Government College for Women Shahrah-e-Liaquat (گورنمنٹ کالج برائے خواتین شاہراہِ لیاقت), formerly known as Vasant Pathshala School, Carneiro Indian Girls High School, and the Central Government College for Women, Karachi, is a public women's college located on Shahrah-e-Liaquat, off Burns Road, in Karachi, Sindh, Pakistan. Founded in 1917, the college operates under the provincial Directorate of College Education and offers intermediate and undergraduate programs in the sciences, commerce, and arts. The college publishes a magazine titled Horizon.

==History==
It was founded as Vasant Pathshala School in 1917 by Hirdaram Mewaram and Jamshed Nusserwanjee Mehta under the auspices of the Female Education Society of Karachi, with the aim of providing schooling to girls in the city.
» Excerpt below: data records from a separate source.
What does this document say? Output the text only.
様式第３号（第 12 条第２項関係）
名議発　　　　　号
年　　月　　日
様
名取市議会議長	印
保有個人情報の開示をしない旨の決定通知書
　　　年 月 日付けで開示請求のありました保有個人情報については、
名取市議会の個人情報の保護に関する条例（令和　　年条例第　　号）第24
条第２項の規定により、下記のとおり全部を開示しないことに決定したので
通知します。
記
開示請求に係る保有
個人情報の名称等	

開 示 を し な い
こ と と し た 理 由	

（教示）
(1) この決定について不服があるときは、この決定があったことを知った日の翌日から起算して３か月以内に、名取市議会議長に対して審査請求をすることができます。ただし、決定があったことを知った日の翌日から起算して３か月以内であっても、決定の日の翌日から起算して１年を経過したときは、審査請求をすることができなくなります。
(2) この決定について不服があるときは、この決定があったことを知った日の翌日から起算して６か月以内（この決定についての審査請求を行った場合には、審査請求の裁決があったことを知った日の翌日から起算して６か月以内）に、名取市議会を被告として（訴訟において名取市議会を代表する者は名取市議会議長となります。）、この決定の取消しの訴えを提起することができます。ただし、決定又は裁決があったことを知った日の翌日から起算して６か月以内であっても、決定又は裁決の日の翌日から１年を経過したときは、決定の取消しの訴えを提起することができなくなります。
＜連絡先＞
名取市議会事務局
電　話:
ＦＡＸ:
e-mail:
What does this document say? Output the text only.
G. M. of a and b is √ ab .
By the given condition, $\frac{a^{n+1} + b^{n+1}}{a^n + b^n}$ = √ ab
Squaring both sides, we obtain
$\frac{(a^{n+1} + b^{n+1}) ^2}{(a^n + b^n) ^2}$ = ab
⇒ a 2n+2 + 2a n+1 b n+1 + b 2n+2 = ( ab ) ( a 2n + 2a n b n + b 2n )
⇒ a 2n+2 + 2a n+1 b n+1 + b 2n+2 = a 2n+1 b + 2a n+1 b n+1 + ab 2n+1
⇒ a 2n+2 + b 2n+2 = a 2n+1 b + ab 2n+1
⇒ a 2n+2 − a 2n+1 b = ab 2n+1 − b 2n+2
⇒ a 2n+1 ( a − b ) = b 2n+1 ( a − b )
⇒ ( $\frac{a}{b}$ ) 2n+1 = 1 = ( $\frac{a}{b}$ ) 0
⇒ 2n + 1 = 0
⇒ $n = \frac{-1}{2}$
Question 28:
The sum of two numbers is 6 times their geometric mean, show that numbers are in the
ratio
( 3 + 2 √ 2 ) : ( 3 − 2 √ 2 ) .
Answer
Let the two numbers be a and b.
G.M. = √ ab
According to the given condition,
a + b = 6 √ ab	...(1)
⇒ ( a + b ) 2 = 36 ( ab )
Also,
Both Hindu and Muslim community members contributed financially to the school's construction, and a place of worship, Guru Nanik Darbar, was built on its premises by SH Totibai Gobindar Mirani. The founding teaching staff, led by Sybil D'Abreo, later founder of Jufelhurst School, was sent to Bombay College in present-day Mumbai for teacher training and subsequently donated funds to upgrade the school to college level.
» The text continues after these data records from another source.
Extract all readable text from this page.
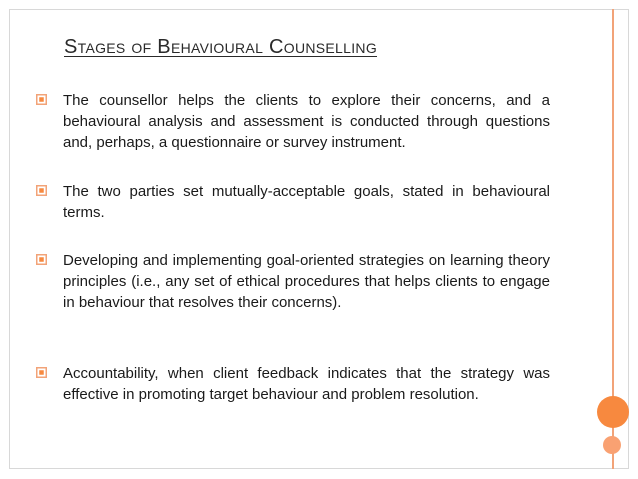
Stages of Behavioural Counselling

The counsellor helps the clients to explore their concerns, and a behavioural analysis and assessment is conducted through questions and, perhaps, a questionnaire or survey instrument.

The two parties set mutually-acceptable goals, stated in behavioural terms.

Developing and implementing goal-oriented strategies on learning theory principles (i.e., any set of ethical procedures that helps clients to engage in behaviour that resolves their concerns).

Accountability, when client feedback indicates that the strategy was effective in promoting target behaviour and problem resolution.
In 1920, Vasant Pathshala School was merged with Carneiro Indian Girls High School, another school founded by Rupchand Bilaram, and a new combined building was inaugurated in 1933 under the name Carneiro Indian Girls High School.. A separate college, Vishindevi Naraindas Maha Kenya Vidyalaya Inter College, was established on the same premises in 1936.
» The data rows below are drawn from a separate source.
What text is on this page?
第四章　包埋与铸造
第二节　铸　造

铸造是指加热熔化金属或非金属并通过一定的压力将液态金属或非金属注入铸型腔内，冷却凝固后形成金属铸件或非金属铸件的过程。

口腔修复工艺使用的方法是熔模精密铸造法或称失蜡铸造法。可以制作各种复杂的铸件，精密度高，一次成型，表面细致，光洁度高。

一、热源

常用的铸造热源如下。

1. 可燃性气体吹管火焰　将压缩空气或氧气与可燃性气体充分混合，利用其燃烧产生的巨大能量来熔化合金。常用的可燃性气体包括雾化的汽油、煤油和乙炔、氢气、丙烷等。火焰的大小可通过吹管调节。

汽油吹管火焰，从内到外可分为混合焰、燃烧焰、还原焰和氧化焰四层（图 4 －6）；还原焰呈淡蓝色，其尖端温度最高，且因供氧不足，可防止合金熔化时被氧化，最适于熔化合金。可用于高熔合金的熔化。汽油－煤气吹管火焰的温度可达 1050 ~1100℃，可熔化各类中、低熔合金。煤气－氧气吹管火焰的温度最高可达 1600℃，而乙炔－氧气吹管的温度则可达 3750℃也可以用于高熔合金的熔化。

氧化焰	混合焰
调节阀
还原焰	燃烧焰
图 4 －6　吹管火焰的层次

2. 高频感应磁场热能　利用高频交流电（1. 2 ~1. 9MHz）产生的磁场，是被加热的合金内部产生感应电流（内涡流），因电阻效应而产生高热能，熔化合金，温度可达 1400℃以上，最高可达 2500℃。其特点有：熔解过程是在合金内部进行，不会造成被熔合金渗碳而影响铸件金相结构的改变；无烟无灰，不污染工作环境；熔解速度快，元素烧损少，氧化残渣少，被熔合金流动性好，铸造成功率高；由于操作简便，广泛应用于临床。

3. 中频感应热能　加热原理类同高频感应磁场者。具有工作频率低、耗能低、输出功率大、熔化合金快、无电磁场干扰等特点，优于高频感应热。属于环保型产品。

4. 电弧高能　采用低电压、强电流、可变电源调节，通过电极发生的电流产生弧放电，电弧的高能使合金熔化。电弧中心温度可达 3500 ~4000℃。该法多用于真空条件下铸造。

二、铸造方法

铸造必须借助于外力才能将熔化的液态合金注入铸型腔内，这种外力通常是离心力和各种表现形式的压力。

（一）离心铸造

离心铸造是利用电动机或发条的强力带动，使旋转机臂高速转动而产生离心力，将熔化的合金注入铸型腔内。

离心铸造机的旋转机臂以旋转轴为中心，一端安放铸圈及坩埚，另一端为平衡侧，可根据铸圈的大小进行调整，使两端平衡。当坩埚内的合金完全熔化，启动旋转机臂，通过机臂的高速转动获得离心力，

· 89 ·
Following the Partition of British India in 1947, the institution remained closed for two years before being reopened by the Government of Pakistan on 1 June 1949 as the Central Government College for Women, the first girls' college placed under the administrative control of Ministry of Education. Its first principal, Zeenat Rasheed Ahmed, was appointed through the Federal Public Service Commission and recruited the initial 17 teachers and 150 students. In 1962, administrative control was transferred to the Government of Sindh and the institution was renamed Government College for Women.

==Academics==
The college is affiliated with the Board of Intermediate Education Karachi for its intermediate-level programs and with the University of Karachi for its undergraduate offerings. Programs are offered in the science, commerce and arts streams up to the bachelor's degree level. As of 2017, the college had an enrolment of approximately 4,620 students and a faculty of about 80, making it one of the largest women's colleges in Karachi.